Mercoledì gli Stati Uniti hanno presentato ai paesi partner una bozza di risoluzione del Consiglio di sicurezza delle Nazioni Unite volta a sostenere il piano di pace di Trump per Gaza, che include il dispiegamento di una forza internazionale. L'ambasciatore Mike Waltz ha convocato mercoledì i dieci membri eletti del Consiglio, nonché diversi partner regionali (Egitto, Qatar, Emirati Arabi Uniti, Arabia Saudita e Turchia), sottolineando che ciò dimostra un "sostegno regionale" al testo.
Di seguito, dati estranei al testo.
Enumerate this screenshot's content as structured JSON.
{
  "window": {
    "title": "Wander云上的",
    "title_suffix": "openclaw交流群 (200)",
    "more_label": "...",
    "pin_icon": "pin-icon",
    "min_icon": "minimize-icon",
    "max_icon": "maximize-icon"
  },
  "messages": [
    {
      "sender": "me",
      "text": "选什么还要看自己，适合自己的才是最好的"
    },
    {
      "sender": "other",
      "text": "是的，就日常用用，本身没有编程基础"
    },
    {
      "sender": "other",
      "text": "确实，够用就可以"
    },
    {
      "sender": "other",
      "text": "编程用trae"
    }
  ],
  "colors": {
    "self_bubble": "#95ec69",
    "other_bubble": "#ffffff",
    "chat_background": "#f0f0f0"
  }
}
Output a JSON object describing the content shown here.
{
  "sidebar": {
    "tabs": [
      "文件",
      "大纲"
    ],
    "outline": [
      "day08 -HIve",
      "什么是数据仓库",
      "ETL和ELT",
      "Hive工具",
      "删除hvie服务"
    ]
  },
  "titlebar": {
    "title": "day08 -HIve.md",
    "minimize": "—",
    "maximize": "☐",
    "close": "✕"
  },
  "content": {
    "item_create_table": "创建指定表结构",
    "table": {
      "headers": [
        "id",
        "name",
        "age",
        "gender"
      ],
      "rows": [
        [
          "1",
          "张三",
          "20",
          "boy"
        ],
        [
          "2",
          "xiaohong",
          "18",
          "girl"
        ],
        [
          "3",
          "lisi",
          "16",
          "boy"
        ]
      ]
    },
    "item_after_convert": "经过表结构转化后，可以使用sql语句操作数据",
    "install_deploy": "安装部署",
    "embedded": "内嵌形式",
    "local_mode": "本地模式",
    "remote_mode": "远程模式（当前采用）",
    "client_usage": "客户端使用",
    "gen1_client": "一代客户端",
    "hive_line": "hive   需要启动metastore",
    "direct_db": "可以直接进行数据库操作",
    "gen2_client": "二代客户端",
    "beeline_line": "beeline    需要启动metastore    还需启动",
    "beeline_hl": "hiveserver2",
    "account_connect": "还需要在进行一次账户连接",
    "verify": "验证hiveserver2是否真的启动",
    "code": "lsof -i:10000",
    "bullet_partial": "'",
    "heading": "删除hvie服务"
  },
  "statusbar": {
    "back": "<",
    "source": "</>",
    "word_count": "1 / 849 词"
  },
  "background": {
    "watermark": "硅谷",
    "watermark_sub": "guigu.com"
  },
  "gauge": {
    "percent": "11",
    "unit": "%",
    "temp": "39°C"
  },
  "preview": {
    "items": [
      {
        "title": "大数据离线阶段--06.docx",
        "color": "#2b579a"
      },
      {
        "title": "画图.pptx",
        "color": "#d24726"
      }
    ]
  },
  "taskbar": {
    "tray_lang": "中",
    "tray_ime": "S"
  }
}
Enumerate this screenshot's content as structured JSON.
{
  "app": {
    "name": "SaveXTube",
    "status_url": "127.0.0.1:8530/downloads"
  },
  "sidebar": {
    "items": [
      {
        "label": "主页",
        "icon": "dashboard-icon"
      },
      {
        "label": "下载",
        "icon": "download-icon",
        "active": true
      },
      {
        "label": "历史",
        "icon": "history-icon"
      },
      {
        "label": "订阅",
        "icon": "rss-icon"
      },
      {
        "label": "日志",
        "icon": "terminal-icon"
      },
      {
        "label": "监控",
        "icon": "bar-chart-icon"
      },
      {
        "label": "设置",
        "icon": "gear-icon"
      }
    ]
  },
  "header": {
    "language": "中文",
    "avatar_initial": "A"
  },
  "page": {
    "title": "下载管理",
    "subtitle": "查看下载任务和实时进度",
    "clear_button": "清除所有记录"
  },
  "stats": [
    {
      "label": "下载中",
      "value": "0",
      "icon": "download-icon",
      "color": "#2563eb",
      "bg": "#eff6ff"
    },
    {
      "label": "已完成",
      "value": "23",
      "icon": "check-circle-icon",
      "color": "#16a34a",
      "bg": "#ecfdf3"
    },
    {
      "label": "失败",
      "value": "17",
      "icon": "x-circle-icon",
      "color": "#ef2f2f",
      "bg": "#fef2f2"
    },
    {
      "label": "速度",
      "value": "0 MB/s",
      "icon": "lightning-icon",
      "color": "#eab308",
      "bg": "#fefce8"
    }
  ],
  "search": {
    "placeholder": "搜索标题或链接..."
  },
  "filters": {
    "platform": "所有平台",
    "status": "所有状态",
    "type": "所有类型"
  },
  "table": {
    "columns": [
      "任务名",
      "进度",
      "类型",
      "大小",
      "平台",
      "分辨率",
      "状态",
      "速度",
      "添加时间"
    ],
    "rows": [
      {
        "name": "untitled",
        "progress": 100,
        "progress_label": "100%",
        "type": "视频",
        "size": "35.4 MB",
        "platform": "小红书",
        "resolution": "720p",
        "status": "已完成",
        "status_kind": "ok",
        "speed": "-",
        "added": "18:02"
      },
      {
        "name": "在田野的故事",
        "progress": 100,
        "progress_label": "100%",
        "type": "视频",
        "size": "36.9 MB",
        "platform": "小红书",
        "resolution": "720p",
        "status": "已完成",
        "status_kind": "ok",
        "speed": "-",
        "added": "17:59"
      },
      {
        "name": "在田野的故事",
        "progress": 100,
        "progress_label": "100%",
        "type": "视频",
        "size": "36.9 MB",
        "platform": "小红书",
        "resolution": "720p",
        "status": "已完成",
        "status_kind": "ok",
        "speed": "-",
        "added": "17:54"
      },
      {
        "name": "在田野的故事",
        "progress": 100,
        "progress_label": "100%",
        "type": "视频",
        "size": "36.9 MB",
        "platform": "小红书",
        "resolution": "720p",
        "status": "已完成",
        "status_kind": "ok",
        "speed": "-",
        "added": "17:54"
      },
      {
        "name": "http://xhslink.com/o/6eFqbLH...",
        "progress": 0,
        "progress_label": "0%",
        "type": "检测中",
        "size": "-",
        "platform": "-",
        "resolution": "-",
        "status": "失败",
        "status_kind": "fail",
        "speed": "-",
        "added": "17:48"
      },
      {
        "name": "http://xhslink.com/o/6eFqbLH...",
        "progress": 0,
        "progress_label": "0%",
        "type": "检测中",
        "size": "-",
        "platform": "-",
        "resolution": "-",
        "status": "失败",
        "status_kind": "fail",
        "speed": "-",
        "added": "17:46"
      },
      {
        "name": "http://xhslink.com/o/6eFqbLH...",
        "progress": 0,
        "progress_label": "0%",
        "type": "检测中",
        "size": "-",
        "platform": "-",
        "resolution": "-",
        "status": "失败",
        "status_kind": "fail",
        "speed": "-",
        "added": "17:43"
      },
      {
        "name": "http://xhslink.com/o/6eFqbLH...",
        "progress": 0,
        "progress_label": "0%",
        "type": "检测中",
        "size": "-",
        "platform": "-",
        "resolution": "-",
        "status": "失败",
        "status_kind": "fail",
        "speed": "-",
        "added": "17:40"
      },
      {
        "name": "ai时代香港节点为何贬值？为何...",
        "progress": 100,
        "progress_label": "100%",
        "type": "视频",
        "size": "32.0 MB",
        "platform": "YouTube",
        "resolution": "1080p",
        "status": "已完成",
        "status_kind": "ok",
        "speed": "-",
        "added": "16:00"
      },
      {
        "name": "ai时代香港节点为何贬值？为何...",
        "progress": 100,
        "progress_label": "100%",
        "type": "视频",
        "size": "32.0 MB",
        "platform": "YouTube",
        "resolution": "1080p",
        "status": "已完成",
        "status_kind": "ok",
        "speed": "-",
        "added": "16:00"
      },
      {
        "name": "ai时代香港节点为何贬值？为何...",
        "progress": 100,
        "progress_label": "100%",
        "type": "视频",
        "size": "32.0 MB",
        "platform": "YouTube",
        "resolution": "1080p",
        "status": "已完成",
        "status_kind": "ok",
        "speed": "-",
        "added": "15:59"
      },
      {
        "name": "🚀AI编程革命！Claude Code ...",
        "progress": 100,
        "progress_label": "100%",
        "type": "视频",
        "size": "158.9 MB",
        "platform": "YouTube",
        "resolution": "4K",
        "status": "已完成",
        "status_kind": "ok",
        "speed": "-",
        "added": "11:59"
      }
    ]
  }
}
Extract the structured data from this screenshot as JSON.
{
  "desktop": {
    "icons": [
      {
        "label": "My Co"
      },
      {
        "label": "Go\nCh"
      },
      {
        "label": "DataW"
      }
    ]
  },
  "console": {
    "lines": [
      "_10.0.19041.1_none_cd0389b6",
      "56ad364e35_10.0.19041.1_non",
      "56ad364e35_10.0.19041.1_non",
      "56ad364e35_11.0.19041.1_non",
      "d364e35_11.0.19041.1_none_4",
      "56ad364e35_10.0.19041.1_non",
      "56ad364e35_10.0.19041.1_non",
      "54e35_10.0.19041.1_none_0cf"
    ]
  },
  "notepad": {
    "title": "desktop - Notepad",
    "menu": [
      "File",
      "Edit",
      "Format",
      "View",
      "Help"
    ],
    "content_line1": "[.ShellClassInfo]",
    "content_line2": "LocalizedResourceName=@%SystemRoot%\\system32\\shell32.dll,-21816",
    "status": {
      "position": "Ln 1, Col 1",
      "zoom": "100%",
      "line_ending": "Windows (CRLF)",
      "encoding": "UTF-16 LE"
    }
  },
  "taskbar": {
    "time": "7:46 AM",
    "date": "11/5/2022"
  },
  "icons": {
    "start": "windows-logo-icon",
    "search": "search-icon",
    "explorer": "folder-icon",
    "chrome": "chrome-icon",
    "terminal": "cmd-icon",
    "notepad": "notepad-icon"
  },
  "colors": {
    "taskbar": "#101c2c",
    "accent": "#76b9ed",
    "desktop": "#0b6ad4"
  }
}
Secondo fonti diplomatiche, diversi paesi hanno già manifestato la loro disponibilità a partecipare a questa forza di stabilizzazione (Isf), in particolare l'Indonesia, ma insistono su un mandato del Consiglio di sicurezza Onu per l'effettivo dispiegamento di truppe nel territorio palestinese. Questa forza è prevista dall'accordo che ha portato a un fragile cessate il fuoco il 10 ottobre, dopo due anni di guerra devastante innescata dall'offensiva di Hamas. Secondo i termini di questo accordo, sarà composta da una coalizione fatta in gran parte da paesi arabi e musulmani e schierata a Gaza per supervisionare la sicurezza durante il ritiro dell'esercito israeliano.